Arzneimittel und Therapie

Placeboeffekt im Rückenmark messbar

Die Schmerzwahrnehmung kann über psychologische Faktoren gesteuert werden. Für einen Placeboeffekt hatten Neurowissenschaftler bislang folgende Erklärung: Der Glaube an die Wirksamkeit eines Schmerzmittels veranlasst die Ausschüttung endogener Opiate im Gehirn. Jetzt wurde mithilfe der Kernspintomographie nachgewiesen, dass das Schmerzempfinden mit einer verringerten Nervenzellaktivität im Rückenmark einhergeht. Wenn ein Mensch keinen oder weniger Schmerz erwartet wird also bereits der Übergang von der Haut ins Rückenmark geblockt.
Psychologische Faktoren besonders die Placeboanalgesie, bestimmen auch wesentlich die Schmerzwahrnehmung. Ein Placeboeffekt ist bereits im Rückenmark messbar.
Foto: Wyeth Pharma GmbH

Placeboanalgesie ist ein wesentliches Beispiel für die Bedeutung psychologischer Faktoren der Schmerzwahrnehmung. Es gibt auch andere Wege, über die psychologische Faktoren unsere Schmerzwahrnehmung beeinflussen können, z. B. die Lenkung der Aufmerksamkeit oder Hypnose. In diesem Zusammenhang ist von besonderem Interesse, welche neurobiologischen Mechanismen dafür sorgen, dass die Schmerzempfindung reduziert wird.

Wo wirkt der Placeboeffekt?

Bislang waren Neurowissenschaftler davon ausgegangen, dass die von einem Analgetikum erwartete Schmerzminderung im Gehirn zur Ausschüttung von Endorphinen führt. Beim Menschen passiert dies besonders in der ausgeprägten frontalen Großhirnrinde, aber auch in evolutionär älteren Arealen im Hirnstamm. Die Freisetzung der endogenen Opiate geht mit einer entsprechend geringeren Antwort von Nervenzellen in Schmerz verarbeitenden Hirnarealen und damit einer verminderten Schmerzwahrnehmung einher. Wie diese Opiatausschüttung und die Reduktion der schmerzrelevanten Nervenzellaktivität zusammenhängen, war bisher ungeklärt.
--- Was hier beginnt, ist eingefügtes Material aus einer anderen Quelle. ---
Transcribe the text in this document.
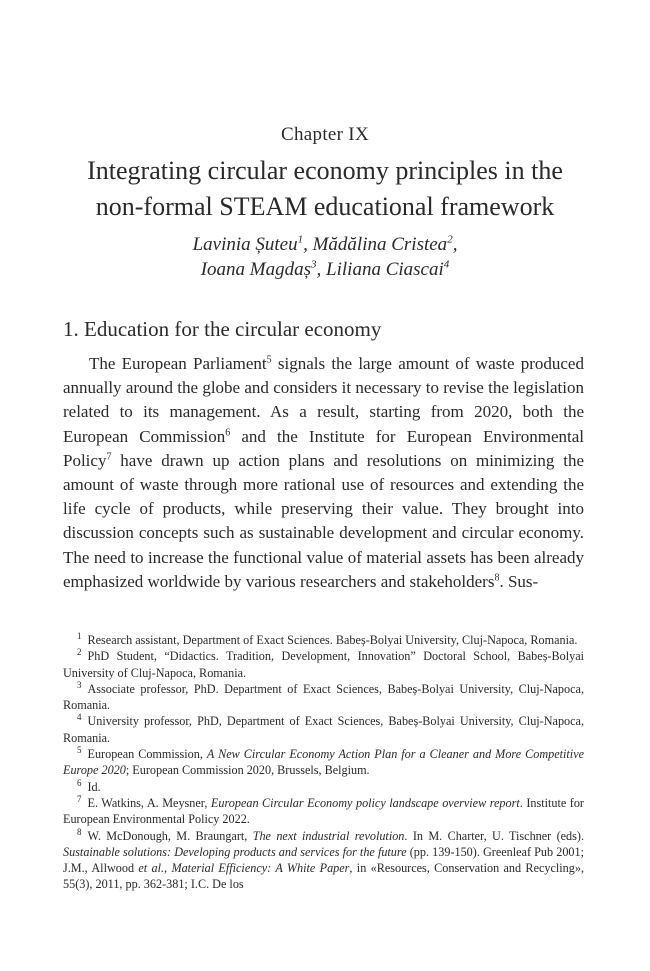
Chapter IX
Integrating circular economy principles in the
non-formal STEAM educational framework
Lavinia Șuteu$^1$, Mădălina Cristea$^2$,
Ioana Magdaș$^3$, Liliana Ciascai$^4$
1. Education for the circular economy

The European Parliament$^5$ signals the large amount of waste produced annually around the globe and considers it necessary to revise the legislation related to its management. As a result, starting from 2020, both the European Commission$^6$ and the Institute for European Environmental Policy$^7$ have drawn up action plans and resolutions on minimizing the amount of waste through more rational use of resources and extending the life cycle of products, while preserving their value. They brought into discussion concepts such as sustainable development and circular economy. The need to increase the functional value of material assets has been already emphasized worldwide by various researchers and stakeholders$^8$. Sus-

$^1$ Research assistant, Department of Exact Sciences. Babeș-Bolyai University, Cluj-Napoca, Romania.

$^2$ PhD Student, “Didactics. Tradition, Development, Innovation” Doctoral School, Babeș-Bolyai University of Cluj-Napoca, Romania.

$^3$ Associate professor, PhD. Department of Exact Sciences, Babeș-Bolyai University, Cluj-Napoca, Romania.

$^4$ University professor, PhD, Department of Exact Sciences, Babeș-Bolyai University, Cluj-Napoca, Romania.

$^5$ European Commission, A New Circular Economy Action Plan for a Cleaner and More Competitive Europe 2020; European Commission 2020, Brussels, Belgium.

$^6$ Id.

$^7$ E. Watkins, A. Meysner, European Circular Economy policy landscape overview report. Institute for European Environmental Policy 2022.

$^8$ W. McDonough, M. Braungart, The next industrial revolution. In M. Charter, U. Tischner (eds). Sustainable solutions: Developing products and services for the future (pp. 139-150). Greenleaf Pub 2001; J.M., Allwood et al., Material Efficiency: A White Paper, in «Resources, Conservation and Recycling», 55(3), 2011, pp. 362-381; I.C. De los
Bereits in einer früheren Studie konnten Wissenschaftler des Universitätsklinikums Eppendorf in Hamburg zeigen, dass eine verringerte Schmerzwahrnehmung trotz physikalisch gleicher Stimulation – also der charakteristische Placeboeffekt – mit einer verstärkten endorphinergen Kopplung zwischen frontalen Arealen der Großhirnrinde und dem Hirnstamm einhergeht. Die Forschungsgruppe um Dipl.-Psych. Falk Eippert vom Institut für Systemische Neurowissenschaften des Universitätsklinikums Hamburg-Eppendorf (UKE) setzten ihre Untersuchungen jetzt mit einem relativ neuartigen Verfahren fort: Die Kernspintomographie oder Magnetresonanztomographie (MRT) erlaubt auch zwei- oder dreidimensionale Darstellungen des Gehirns und Rückenmarks. Mithilfe solcher hochauflösenden kernspintomographischen Aufnahmen des menschlichen Rückenmarks konnten die Wissenschaftler nachweisen, dass ein Placeboeffekt mit einer verringerten Nervenzellaktivität im Rückenmark, der ersten Station des Zentralnervensystems, einhergeht. Offensichtlich sind also psychologische Faktoren der Schmerzmodulation tief im Hirn verwurzelt. Auch für klinische Studien zur Testung neuer Medikamente sind die Ergebnisse dieser Untersuchungen von Bedeutung: Effektivität und Wirkungsort lassen sich somit genauer untersuchen.

 

Quelle

Universitätsklinikum Hamburg-Eppendorf, Pressemitteilung, 16.10.2009.

Eippert, F.; et al.: Activation of the Opioidergic Descending Pain Control System Underlies Placebo Analgesia. Neuron 2009, 63(4): 533 – 543.

Eippert, F.; et al: Direct Evidence for Spinal Cord Involvement in Placebo Analgesia. Science 2009, 326 (5951): 404.